紆余曲折あって、ボイスの展覧会は決まったものの、市立美術館には特別なカタログをつくる予算はなく、できることといったら、一番安い紙に印刷するありきたりな小さなパンフレットくらいでした。そこで、ちょうどその前の年にエディション・ルネ・ブロック(Edition Rene Block)で箱入り作品を発表していたボイスが考案したのが、展示カタログとマルチプル作品を混ぜ合わせた、きわめて実験的でハイブリッドな出版のアイデアでした。マルチプルとは、1点しかないオリジナル作品に対する「量産されたアート作品」のことで、60年代以降にフルクサスがさまざまな方法で発表したことで一般化しました。こうして、ボイスとともに、メンヒェングラートバッハ市立美術館の伝説的な出版物「ボックス・カタログ(通称:Kassetten)」は誕生し、クラダースが館長だった1967年から1978年までの11年間で合計「35箱」の限定ボックスが続々刊行されていったのです。

本書はシリーズ14番目の「ボックス・カタログ」ですが、他にはヨーゼフ・ボイス、ベルント&ヒラ・ベッヒャー、マルセル・ブロータース、ハンネ・ダルボーフェン、ピエロ・マンゾーニ、ゲルハルト・リヒターなど、のちに20世紀を代表するアーティストとして評価される錚々たるメンバーと共に、箱の本が出版されました。

それ自体が独立したアートプロジェクトでもあるこのボックス・カタログは、展覧会の図録カタログの要件は、ほとんど満たしていません。

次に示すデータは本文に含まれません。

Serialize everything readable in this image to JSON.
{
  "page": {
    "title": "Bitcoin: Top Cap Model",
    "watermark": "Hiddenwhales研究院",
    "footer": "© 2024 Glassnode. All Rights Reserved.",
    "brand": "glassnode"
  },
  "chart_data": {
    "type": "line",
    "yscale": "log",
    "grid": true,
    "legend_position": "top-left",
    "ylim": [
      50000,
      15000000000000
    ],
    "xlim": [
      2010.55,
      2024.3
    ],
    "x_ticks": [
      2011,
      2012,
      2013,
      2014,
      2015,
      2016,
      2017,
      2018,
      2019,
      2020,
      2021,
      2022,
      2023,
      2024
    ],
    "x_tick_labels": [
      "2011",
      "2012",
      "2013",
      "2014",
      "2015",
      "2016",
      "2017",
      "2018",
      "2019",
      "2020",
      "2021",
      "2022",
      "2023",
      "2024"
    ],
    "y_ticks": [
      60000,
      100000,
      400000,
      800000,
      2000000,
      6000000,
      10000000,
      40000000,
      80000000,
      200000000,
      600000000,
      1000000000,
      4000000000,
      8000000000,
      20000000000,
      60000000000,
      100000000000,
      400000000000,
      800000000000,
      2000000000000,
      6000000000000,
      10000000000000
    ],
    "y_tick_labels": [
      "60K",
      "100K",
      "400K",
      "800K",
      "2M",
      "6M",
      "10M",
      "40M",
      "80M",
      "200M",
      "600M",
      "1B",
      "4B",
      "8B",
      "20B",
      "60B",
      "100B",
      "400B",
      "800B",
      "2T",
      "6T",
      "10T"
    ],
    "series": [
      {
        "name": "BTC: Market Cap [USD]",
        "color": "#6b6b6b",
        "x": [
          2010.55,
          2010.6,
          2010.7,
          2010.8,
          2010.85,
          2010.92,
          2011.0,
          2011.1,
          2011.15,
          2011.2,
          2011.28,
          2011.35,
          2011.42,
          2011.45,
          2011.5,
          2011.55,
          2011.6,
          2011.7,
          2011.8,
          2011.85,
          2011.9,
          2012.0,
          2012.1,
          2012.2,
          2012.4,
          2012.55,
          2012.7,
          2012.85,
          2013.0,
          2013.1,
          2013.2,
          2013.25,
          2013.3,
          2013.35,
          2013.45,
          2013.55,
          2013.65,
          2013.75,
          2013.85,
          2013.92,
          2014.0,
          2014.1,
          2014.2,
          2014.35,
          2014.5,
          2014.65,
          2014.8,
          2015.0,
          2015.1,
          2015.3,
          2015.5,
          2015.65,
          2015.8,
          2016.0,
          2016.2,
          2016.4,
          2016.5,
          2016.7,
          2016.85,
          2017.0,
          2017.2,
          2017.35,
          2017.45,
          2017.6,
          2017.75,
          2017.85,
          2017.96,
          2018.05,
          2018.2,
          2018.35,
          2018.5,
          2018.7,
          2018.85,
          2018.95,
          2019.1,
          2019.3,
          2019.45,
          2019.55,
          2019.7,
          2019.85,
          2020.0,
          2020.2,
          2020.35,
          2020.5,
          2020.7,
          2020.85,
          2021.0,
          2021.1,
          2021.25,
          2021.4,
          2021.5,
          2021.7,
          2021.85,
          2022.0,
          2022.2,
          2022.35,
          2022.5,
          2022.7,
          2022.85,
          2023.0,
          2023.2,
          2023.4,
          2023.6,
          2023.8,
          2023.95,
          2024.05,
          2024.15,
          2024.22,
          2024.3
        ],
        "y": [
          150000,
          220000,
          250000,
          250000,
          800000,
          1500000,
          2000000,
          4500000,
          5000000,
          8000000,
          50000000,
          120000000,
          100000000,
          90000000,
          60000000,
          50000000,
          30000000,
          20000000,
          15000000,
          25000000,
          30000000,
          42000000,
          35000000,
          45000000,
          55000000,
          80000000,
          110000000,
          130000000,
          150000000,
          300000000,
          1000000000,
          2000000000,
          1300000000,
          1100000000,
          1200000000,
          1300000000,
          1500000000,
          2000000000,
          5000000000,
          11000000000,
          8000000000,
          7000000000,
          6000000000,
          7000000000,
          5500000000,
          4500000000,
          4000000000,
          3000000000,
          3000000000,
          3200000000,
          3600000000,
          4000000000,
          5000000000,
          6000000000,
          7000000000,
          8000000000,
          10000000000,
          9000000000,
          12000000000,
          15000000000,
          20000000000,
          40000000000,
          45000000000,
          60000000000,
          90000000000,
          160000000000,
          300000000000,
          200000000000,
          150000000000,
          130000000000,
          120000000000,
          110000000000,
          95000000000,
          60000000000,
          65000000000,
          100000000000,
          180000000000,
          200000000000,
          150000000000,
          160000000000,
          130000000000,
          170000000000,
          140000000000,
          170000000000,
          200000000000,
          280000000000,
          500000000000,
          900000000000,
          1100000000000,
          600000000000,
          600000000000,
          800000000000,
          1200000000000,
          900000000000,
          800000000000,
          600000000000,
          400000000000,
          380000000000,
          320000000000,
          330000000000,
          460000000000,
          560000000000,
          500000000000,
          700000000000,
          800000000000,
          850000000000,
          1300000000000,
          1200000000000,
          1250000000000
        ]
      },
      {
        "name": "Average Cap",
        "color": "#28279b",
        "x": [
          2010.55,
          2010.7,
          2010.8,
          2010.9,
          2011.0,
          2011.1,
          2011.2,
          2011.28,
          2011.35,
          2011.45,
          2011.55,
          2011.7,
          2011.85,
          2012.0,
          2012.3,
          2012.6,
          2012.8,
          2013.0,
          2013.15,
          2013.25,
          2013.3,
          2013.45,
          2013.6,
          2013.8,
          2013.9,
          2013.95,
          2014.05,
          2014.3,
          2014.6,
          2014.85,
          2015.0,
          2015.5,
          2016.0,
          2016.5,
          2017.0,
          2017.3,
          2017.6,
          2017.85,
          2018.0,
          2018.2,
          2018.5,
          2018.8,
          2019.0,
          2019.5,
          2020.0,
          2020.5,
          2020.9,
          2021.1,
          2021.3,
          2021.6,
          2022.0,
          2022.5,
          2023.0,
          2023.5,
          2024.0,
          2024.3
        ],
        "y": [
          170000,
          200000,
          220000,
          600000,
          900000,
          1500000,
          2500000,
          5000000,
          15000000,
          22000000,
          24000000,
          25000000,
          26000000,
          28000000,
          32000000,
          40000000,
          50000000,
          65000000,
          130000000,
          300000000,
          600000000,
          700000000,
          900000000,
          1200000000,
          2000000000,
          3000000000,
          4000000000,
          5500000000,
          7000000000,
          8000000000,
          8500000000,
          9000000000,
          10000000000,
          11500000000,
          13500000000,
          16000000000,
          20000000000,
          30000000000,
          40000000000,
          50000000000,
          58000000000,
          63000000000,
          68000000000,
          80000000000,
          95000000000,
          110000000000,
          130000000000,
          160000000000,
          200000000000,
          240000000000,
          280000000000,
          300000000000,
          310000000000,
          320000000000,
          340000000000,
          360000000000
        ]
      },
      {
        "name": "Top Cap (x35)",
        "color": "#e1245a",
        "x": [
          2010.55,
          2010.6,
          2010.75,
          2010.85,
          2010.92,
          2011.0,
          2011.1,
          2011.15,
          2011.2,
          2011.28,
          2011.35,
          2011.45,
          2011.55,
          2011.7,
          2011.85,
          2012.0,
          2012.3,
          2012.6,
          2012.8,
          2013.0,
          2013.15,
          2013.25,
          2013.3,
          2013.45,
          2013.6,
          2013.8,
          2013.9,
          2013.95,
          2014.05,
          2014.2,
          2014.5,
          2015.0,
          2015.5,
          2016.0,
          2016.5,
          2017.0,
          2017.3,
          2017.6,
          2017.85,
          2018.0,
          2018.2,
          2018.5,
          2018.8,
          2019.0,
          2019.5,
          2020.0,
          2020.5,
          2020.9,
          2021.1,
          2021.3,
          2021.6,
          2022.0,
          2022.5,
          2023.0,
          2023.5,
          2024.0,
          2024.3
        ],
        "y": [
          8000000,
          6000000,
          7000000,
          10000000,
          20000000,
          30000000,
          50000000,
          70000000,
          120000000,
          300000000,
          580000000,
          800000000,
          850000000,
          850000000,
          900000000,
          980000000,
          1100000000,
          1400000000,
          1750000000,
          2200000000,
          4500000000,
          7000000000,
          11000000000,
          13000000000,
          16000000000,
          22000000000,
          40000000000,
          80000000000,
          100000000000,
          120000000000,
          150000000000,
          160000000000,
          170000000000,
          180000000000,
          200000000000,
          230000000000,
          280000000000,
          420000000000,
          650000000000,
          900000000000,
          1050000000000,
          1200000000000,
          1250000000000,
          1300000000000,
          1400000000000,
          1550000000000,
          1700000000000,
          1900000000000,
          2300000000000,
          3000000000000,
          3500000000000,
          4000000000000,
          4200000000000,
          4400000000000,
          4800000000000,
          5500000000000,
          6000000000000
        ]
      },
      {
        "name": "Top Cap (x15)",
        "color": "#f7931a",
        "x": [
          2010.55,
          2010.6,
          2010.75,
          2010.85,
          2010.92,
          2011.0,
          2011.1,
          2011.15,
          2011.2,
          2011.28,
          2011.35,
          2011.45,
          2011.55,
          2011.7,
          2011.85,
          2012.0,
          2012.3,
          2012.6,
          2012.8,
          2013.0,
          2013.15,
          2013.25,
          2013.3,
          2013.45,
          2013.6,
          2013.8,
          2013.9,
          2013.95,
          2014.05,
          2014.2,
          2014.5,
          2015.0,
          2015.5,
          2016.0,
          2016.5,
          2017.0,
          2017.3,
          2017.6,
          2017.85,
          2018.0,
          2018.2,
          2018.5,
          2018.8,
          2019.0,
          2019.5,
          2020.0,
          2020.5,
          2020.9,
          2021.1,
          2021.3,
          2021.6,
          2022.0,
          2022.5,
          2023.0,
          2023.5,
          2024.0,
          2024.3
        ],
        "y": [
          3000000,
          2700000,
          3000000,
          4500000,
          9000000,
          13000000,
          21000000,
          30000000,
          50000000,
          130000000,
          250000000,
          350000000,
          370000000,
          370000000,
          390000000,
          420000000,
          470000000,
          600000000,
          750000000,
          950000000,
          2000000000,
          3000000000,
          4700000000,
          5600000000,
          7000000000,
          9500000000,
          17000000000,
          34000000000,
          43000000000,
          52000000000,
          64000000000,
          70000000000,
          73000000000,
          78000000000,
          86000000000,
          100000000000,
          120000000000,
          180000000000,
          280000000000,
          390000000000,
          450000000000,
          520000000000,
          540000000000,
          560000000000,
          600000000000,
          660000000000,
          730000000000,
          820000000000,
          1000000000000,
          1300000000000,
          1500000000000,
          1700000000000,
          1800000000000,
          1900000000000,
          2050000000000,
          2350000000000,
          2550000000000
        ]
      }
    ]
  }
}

なかには展覧会への言及が全くないものもあるほどです。それでも、美術館の外でも、家の中でも、どこでもアートを体験できるということは、クラダースが実践する「anti-musuem(反美術館)」をもっとも象徴的に表現しているといえます。


参考書:
Die Kassettenkataloge des Städischen Museums Mönchengladbach 1967-1978
2018年にアプタイベルク美術館で展覧会「From Then On: Rooms, Works, and Recollections of the Anti-Museum 1967-1978」が開催され、この型破りな展覧会カタログを初めてまとめた図録が出版されました。